The results showed “strikingly consistent hand and lip cortical maps” before and following surgery, the researchers noted.

The hand and individual finger activity in the somatosensory cortex remained stable. Phantom activity was similar in amplitude and spatial activity spread before surgery.

“We were struck by the remarkable stability of the hand map, even after years without the hand’s rich sensory input to the brain,” Schone said. The hand map did not fade over time. Instead, it retained such precision that a machine learning decoder trained on pre-amputation finger movements reliably decoded phantom finger movements years later.

“This degree of selectivity after such a dramatic loss of input was unexpected,” Schone added.

The investigators also compared their case studies with a group of 26 chronic upper-limb amputees an average of 23.5 years after surgery. The authors noted that the similar findings suggest hand and lip representations remain stable over the long term, even after amputation.

Future Research Goals

Schone and colleagues plan to investigate why the brain maintains these maps in the absence of the sensory input. This persistence suggests that the somatosensory cortex is more than a passive relay of signals from the periphery, Schone said.
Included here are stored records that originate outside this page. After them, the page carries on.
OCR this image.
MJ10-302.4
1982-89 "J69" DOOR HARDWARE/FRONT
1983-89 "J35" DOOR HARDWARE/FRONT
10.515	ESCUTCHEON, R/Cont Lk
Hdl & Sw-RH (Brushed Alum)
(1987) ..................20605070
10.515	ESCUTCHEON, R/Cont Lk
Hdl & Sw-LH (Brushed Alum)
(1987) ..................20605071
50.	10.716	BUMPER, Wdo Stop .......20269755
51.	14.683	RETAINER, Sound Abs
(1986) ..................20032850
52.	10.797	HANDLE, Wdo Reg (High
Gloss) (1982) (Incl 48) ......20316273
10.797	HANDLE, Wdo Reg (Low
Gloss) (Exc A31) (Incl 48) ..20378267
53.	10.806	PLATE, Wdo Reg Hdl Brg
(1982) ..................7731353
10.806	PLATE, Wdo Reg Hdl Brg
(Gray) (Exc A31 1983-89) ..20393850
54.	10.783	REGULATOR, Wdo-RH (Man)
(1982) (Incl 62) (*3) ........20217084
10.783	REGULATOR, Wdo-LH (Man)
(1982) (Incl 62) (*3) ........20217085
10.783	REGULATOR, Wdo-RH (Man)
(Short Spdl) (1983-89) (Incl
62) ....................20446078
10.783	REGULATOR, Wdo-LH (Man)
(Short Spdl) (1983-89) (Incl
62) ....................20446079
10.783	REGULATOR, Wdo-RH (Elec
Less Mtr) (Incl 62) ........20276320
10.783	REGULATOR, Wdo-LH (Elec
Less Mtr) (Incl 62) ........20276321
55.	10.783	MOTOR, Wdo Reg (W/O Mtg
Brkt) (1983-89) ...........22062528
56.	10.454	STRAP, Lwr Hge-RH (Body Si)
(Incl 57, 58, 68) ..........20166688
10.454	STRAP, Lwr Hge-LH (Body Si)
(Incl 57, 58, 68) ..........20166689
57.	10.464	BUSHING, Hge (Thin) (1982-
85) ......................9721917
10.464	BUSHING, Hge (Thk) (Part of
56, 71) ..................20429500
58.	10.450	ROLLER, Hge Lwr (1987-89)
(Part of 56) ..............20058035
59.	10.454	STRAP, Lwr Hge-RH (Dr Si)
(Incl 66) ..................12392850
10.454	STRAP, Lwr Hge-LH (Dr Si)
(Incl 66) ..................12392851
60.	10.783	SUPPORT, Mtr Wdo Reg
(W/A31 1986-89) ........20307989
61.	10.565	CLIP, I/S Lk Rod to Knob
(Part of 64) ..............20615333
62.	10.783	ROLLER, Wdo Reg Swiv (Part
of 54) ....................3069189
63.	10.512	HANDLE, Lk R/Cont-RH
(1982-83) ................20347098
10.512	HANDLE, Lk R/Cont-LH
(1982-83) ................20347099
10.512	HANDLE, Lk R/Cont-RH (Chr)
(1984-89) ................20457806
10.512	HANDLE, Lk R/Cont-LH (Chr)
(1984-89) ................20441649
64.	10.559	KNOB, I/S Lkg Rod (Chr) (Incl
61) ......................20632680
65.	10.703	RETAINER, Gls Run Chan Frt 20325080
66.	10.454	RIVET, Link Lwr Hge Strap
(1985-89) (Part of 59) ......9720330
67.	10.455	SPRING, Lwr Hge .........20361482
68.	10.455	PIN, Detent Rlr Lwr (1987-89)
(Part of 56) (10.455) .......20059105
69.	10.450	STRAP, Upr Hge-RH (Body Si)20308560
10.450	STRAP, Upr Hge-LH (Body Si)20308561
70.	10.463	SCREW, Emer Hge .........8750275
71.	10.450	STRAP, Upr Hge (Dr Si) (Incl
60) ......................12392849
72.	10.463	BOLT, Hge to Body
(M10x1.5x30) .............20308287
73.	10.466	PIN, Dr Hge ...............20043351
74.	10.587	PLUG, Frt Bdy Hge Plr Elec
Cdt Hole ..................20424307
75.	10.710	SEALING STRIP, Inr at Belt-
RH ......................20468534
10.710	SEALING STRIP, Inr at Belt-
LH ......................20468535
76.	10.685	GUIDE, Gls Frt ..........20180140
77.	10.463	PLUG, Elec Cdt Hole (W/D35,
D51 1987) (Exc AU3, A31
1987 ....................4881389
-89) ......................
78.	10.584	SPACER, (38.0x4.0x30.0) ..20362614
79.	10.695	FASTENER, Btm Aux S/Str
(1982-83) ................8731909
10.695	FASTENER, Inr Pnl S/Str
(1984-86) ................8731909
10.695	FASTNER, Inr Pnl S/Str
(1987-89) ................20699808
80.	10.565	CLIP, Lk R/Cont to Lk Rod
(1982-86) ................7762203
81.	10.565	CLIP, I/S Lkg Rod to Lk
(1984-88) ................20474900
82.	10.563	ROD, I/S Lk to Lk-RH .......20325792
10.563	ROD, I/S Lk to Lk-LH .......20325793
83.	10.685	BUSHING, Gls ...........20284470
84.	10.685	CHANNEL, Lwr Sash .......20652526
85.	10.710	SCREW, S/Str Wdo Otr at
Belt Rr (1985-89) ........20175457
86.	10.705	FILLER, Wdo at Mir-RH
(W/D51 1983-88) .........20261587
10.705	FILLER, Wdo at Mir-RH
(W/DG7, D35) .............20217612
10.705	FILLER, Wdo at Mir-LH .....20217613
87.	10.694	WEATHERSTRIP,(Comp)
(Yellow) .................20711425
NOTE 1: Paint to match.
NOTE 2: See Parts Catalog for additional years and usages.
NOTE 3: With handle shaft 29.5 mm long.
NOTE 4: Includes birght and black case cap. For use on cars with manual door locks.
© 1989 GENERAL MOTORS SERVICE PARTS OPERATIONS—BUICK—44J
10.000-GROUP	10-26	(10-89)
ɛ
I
The researchers also plan to use these findings to develop next-generation brain-computer interfaces. The goal is to take advantage of these preserved maps to restore movement and sensation for people with amputations or spinal cord injuries.

“Because the adult brain maintains these sensory-deprived representations, they can serve as a stable foundation for clinical translation of these technologies,” Schone added.

The study was independently supported. Schone reported having no relevant financial relationships.